Intelligence gathered at trade shows or through discussion with potential channel partners can help enormously here. Pricing is regarded as a hugely sensitive issue, but you need to confirm whether you are pitched in the right ball park within your market segment(s). It may be difficult to compare on a like-for-like basis, depending on how your competitors package services and products. Worth noting: lower priced products do not necessarily reflect inferior quality; expensive products do not necessarily guarantee premium quality and service.
The Customer is King….
Local culture can have a greater than desired impact on your pricing programme. I have referred previously to the concept of quality versus premium. Crucially, whilst quality may be a high priority amongst key decision makers, they may not be prepared to pay for it, or at least not at the level you may be anticipating. Incumbent suppliers may be able to match your offering at a lower price, through economy of scale.
…Therefore Segmentation is Vital
Typically, when targeting prospects, your segmentation may go no further than SMEs versus Corporates. This is no longer sufficient. You need to start identifying sales by vertical sector, and within these target clusters of like-minded customers. Examples are:
• Banking: International banks with overseas branches may adopt a homogenous approach to technology, as they can reassure all their customers of the value they place on security of data. They may seek premium products. Local banks may opt for a more value-for-money service.
• Education: in emerging regions, more universities are adopting an American approach to attracting students, by offering “best-in-breed” technological facilities; similarly, their governments are investing heavily in technology within primary schools, although these budgets may be capped. In the UK, government is seeking to reduce expenditure, so software offering efficiency gains and cost savings will be favoured.
• Real Estate: despite the pre-recession construction boom in the Middle East, not all countries have adopted legislation or regulation on Health & Safety. This may now be an emerging opportunity.
There are many more examples, but the principle guiding factor here is that your pricing programme may have to be reviewed if your portfolio is considered to be over-engineered for the local market. You may not generate the margins you’d hoped.

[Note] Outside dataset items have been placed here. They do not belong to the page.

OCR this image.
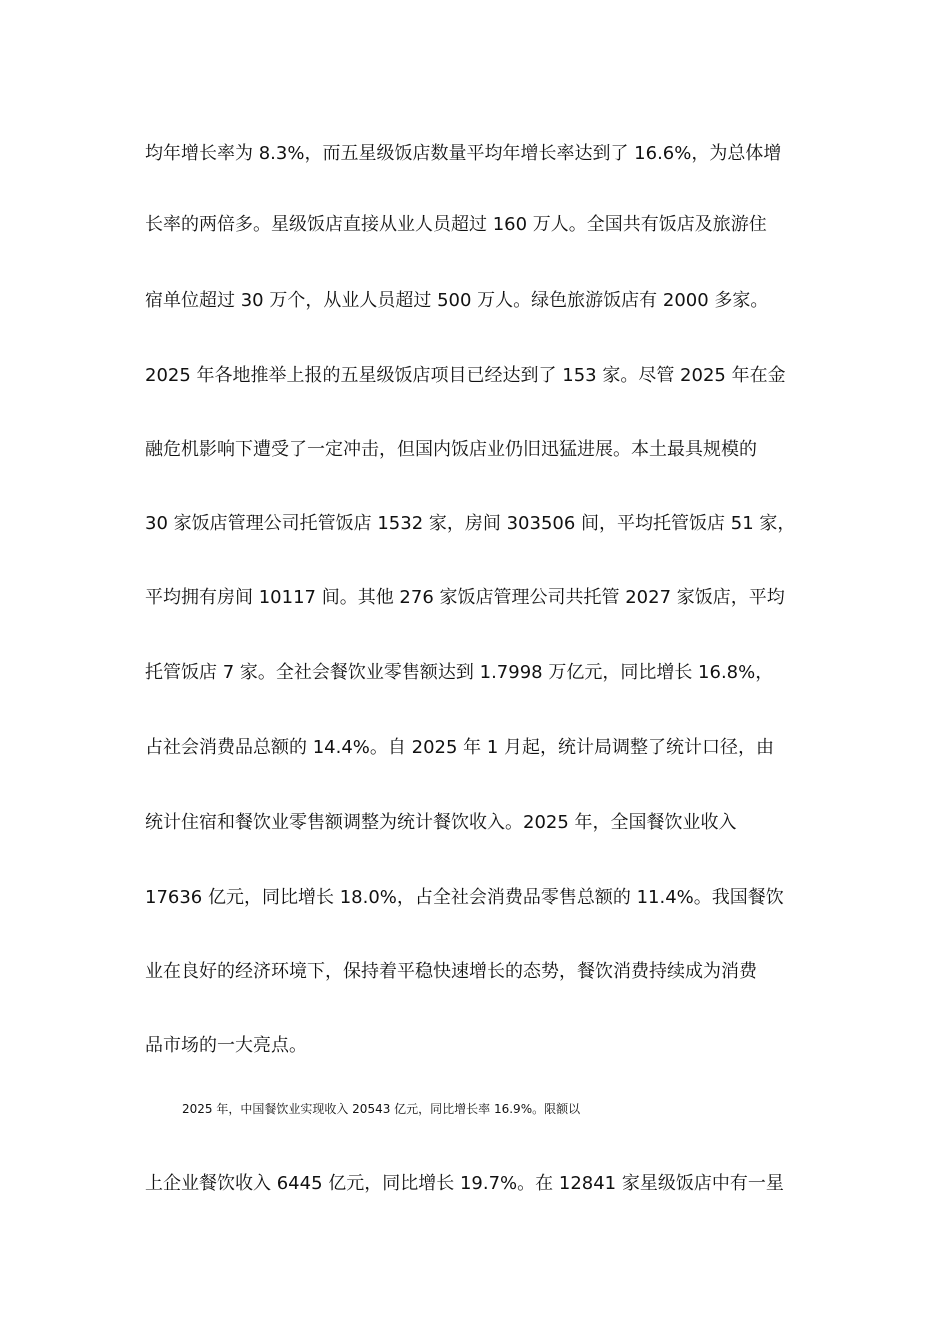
均年增长率为 8.3%，而五星级饭店数量平均年增长率达到了 16.6%，为总体增
长率的两倍多。星级饭店直接从业人员超过 160 万人。全国共有饭店及旅游住
宿单位超过 30 万个，从业人员超过 500 万人。绿色旅游饭店有 2000 多家。
2025 年各地推举上报的五星级饭店项目已经达到了 153 家。尽管 2025 年在金
融危机影响下遭受了一定冲击，但国内饭店业仍旧迅猛进展。本土最具规模的
30 家饭店管理公司托管饭店 1532 家，房间 303506 间，平均托管饭店 51 家，
平均拥有房间 10117 间。其他 276 家饭店管理公司共托管 2027 家饭店，平均
托管饭店 7 家。全社会餐饮业零售额达到 1.7998 万亿元，同比增长 16.8%，
占社会消费品总额的 14.4%。自 2025 年 1 月起，统计局调整了统计口径，由
统计住宿和餐饮业零售额调整为统计餐饮收入。2025 年，全国餐饮业收入
17636 亿元，同比增长 18.0%，占全社会消费品零售总额的 11.4%。我国餐饮
业在良好的经济环境下，保持着平稳快速增长的态势，餐饮消费持续成为消费
品市场的一大亮点。
2025 年，中国餐饮业实现收入 20543 亿元，同比增长率 16.9%。限额以
上企业餐饮收入 6445 亿元，同比增长 19.7%。在 12841 家星级饭店中有一星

Only by knowing your customer base can you appreciate their values, and adapt to offer products and services they actually need. Identify when plain old vanilla will do versus when rich features are necessary.

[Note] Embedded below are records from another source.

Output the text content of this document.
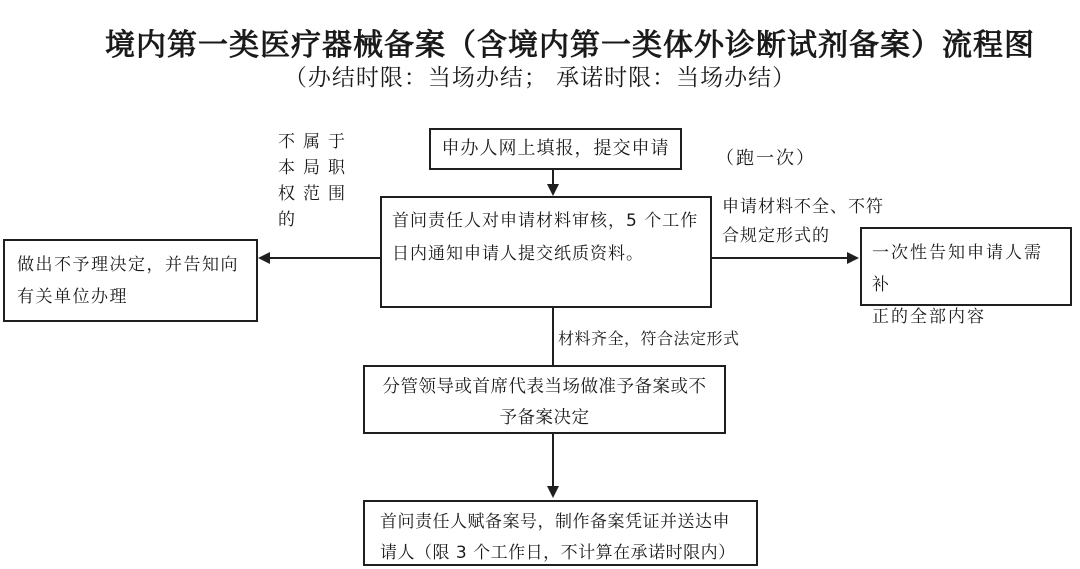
境内第一类医疗器械备案（含境内第一类体外诊断试剂备案）流程图
（办结时限：当场办结； 承诺时限：当场办结）
不属于
本局职
权范围
的
（跑一次）
申请材料不全、不符
合规定形式的
材料齐全，符合法定形式
申办人网上填报，提交申请
首问责任人对申请材料审核，5 个工作
日内通知申请人提交纸质资料。
做出不予理决定，并告知向
有关单位办理
一次性告知申请人需补
正的全部内容
分管领导或首席代表当场做准予备案或不
予备案决定
首问责任人赋备案号，制作备案凭证并送达申
请人（限 3 个工作日，不计算在承诺时限内）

Back to your competitors. Scrutinise their marketing literature. Decipher what they offer as part of their “solution”, “turn-key solution” or “diagnostics”. Try to gather intelligence on their logistics and general reputation. All of these areas feed into the overall customer experience, and will colour perceptions of your brand. These factors all help sway the discussion away from pure discounting and more toward relationship building. Here you can control how you differentiate.